ーー五月蝿いぞ莫迦者が!今何時だと思っておる!!ーー
は?本当につながった……マジで?
ーー全く、びっくりしたではないか。ーー
もしかして向こうの世界にいる利根なのか?
ーーもちろんじゃ!久しいな提督よ、一体なにようじゃ?ーー
あ、うん。まぁ丁度いいや……一つ聞きたいことがあるんだ。
ーーふむ、それはなんじゃ?ーー
利根は筑摩の事嫌いなのか?
ーーは?何を巫山戯たことを抜かしておる!吾輩の大切な妹なのだぞ!?嫌う筈がなかろうが!ーー
だよな、さんきゅ。そっちも大変だと思うが今暫く俺の身体をよろしくたのむ。本当にすまんな。
ーーそう思うならさっさと自信つけて帰ってこぬか!ーー
ーーそれと今のお主に守られるほど弱くはないが筑摩の事も頼んだぞ!ーー
ーーもし筑摩をイジメたりなんかしたらその魂をイ級に移して沈めてやるからの!ーー
あはは、俺が弄られてるんだが…………
わかった、筑摩の事は任せてくれ。
ーーうむ!それじゃあ吾輩はもう寝るぞ。ーー
ああ、おやすみ。
「登寧さん?もう寝てしまいましたか?」
「あ、いえ。利根さんが言っていたことを思い出しまして。」
「ねぇさんが?」
「はい、《吾輩がいない間、大切な妹の事を頼む。》って。まだまだ私は未熟者ですが利根さんとの約束を守るために頑張りますね!」
ほんとは利根の言葉を直接伝えたかったがそれは嘘を暴露する事になるので心苦しくもこうやって伝えるしか出来なかった。
「利根ねぇさん…………。」
彼女の手が僅かに震えているのを感じたので、俺はその手を取り両手でぎゅっと握り締めた。
「登寧さん…………よろしく……おねがいしますね。」
「こちらこそよろしくお願いします。時間も遅いですしそろそろ寝ましょうか。」
「そうですね、おやすみなさい登寧さん。」
「おやすみなさい、筑摩さん……ってこのままですか!?」
「うふふ、こうしてないとゆっくり眠れないの。だめかしら?」
そういって俺を抱きしめる力を少しだけ強める。
「ま、まぁいいですけど……」
「ふふ、ありがと。」
そのまま俺は朝まで抱きつかれたまま眠りに就いた。
はい、向こうにいる本物の利根と連絡が取れるようになりました。と言っても伝わるのはお互いの心の声だけであって感覚のリンクなどはありません。

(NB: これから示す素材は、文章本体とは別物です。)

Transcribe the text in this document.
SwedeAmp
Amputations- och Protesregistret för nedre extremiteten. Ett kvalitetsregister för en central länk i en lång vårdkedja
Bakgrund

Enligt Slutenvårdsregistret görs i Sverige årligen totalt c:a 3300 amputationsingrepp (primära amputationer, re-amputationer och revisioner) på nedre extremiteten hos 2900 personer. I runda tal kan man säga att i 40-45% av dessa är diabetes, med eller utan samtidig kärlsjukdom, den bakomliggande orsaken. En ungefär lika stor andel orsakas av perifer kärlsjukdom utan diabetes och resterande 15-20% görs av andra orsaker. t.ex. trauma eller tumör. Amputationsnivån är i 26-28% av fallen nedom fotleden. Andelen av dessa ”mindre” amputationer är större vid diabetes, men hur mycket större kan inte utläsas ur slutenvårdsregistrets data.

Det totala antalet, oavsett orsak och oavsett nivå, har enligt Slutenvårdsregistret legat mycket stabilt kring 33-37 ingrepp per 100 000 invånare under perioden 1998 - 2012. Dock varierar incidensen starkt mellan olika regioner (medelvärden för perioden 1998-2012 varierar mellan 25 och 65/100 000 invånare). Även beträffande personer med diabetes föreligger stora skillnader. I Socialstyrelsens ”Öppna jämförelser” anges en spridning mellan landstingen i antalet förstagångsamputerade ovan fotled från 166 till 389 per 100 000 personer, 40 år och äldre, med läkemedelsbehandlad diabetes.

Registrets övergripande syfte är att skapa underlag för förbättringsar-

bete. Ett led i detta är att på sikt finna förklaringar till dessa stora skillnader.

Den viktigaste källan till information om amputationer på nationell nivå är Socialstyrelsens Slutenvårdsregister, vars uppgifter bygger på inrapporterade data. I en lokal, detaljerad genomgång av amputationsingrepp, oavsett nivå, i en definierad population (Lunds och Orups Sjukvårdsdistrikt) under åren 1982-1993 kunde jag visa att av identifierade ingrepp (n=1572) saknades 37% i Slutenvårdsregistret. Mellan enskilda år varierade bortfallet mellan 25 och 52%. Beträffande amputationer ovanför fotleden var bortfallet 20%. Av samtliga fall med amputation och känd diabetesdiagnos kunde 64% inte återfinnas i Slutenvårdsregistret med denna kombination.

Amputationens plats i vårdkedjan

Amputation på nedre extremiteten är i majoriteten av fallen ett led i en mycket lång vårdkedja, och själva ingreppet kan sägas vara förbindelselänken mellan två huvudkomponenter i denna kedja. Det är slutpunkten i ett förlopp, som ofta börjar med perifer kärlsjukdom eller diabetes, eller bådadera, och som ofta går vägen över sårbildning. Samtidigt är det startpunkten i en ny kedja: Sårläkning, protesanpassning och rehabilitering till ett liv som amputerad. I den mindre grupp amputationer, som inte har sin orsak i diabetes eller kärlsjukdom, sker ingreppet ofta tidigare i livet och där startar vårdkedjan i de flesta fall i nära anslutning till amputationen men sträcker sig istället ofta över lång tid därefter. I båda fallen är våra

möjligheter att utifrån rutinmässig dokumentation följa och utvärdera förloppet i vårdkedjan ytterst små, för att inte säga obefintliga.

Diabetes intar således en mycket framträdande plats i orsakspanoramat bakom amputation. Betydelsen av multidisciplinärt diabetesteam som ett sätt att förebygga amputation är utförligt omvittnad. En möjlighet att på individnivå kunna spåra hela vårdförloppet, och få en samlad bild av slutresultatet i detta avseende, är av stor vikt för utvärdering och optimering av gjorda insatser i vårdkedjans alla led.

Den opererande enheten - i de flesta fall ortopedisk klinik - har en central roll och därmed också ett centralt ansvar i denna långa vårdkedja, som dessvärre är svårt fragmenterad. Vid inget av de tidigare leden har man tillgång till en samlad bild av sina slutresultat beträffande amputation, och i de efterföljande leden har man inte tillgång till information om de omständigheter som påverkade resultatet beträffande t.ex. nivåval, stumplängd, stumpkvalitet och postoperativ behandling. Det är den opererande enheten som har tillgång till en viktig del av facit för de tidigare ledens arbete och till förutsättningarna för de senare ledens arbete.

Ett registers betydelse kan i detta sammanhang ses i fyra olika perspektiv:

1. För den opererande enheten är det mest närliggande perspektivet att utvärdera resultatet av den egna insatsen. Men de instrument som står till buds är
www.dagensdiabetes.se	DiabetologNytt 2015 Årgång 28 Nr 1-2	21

ついでにヴェールヌイ達が利根さんと連絡を取っていたのは主人公が最初に出てきた入れ替えロープの機能の一つであり別に艦娘だからという理由では無かった訳だけど、それに少しだけ期待していた主人公が心の中で叫んでみたら繋がったようです。
そろそろ時間飛ばないと進まんかなぁ。